Durante uma tarde, boa parte da América ficou suspensa a acompanhar o trajecto desgovernado de um estranho balão de ar quente nos céus do Colorado. Lá dentro, supostamente, estaria um rapazinho de seis anos, que nele entrara às escondidas do seu pai, construtor do dito balão. A angústia de quem estava de olhar preso aos ecrãs das televisões aumentava à medida que o tempo passava. Quando o balão aterrou num descampado sem sinais da criança, o mistério adensou-se e temeu-se o pior, ou seja, uma queda do menino para a morte. Algumas horas depois, o mistério resolve-se e respira-se de alívio: Falcon - assim se chama o rapazinho - tinha estado escondido num caixote da garagem da casa dos seus pais, durante todo aquele tempo. Aparentemente, tudo não passara de uma brincadeira de crianças.
Mas uma
entrevista à CNN revelou, inesperadamente, que se terá tratado, isso sim, de uma brincadeira de... adultos. A dado momento, Falcon, num daqueles momentos de sinceridade próprios das crianças, que tanto têm de ingénuo como de inconveniente, revela que o pai lhe dissera
"we did this for the show". A reacção visivelmente embaraçada dos pais não deixa grande margem para dúvidas...

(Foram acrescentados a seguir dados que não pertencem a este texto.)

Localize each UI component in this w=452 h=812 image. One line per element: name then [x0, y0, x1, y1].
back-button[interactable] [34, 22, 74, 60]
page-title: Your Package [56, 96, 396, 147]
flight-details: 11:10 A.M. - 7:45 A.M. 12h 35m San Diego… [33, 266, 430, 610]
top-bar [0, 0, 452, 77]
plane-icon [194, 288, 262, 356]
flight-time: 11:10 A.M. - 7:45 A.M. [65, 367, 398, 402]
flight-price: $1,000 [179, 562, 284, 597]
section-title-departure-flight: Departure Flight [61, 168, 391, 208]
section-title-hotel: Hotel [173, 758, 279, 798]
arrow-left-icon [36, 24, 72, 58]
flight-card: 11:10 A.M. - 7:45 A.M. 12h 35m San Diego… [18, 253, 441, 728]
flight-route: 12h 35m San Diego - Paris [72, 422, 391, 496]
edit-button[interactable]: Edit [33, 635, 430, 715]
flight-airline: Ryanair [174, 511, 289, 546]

É incrível até onde pode chegar a imaginação humana. Só para se poder ter direito a uns momentinhos de visibilidade, ser o centro das atenções, nem que seja por um efémero dia, nem que seja à custa de uma pobre criança. O deslumbramento da fama fácil. A América disfuncional no seu melhor.
Ora, na mesma altura, chegava-nos uma notícia chocante de Paris. José Gomes de Macedo, um emigrante português, era encontrado morto no seu apartamento... dois anos depois. Sim, dois anos, em que nem vizinhos, nem familiares, nem as autoridades francesas se mostraram preocupados ou interessados com a sua sorte. Esquecido, completamente. A mais pura das solidões numa cidade onde vivem milhões. Uma desumanização perturbante e comum a tantas outras cidades, onde cada vez mais cada um vive por si.
Relatos indicam que José era uma pessoa muito discreta, tendo-se isolado nos últimos anos da sua vida, afastando-se da família, inclusive. Nunca saberemos, mas, provavelmente, até teve a morte que desejava. Sentado no sofá, entregue apenas a si mesmo, o mais longe possível do mundo que estava para lá da porta da rua. Mas terá morrido sem saber que estava bem mais só do que alguma vez pudera imaginar.